The hope is that the platform will relieve agents of their bookkeeping responsibilities — managing artist's schedules, accepting or rejecting bookings, handling information — so that they can dedicate more time to the artists.
“There will always be a desire for a personal connection with your agent or manager: someone who can give you personalised advice for your career,” says Williams. “But right now, there’s a lot of schedule handling that isn’t fulfilled with that (agent) relationship, and a lot of information gets lost.”
An artist agent shouldn’t have to do all these things that technology can do quite simply.
“An artist agent shouldn’t have to do all these things that technology can do quite simply,” she adds.
Contact doesn’t charge creatives commission.
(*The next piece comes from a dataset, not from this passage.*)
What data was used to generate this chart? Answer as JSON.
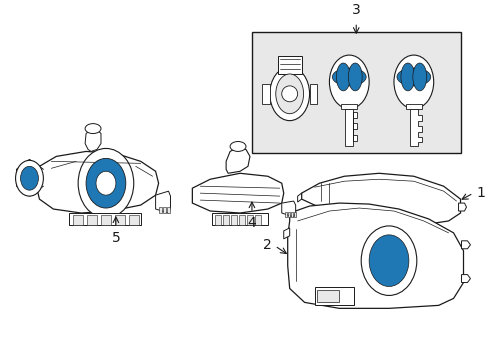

Instead, it charges businesses a 20% booking fee, which is a standard agency fee in the industry, according to Selby. Contact then splits that fee down the middle, offering half of it to agencies it works with.
“So basically, any time that talent books onto Contact, we pay the agent 10%. And they don’t have to do anything other than be there for their talent,” says Selby.
Contact currently has a team of 35, and it is rapidly trying to hire engineers which it admits are incredibly tough to find.
Williams says that the team has “already splintered into focusing on the different areas of the product” so Contact is focusing on building out these teams in order to scale the company: whether that is in product development, new audiences, or new cities.
Selby speculates that, since the creator economy is huge in the US, Contact will eventually expand to the “obvious” cities of Los Angeles and New York. But for now, the company is interested in growing slowly: “Building out the playbook within Europe and then replicating it elsewhere.”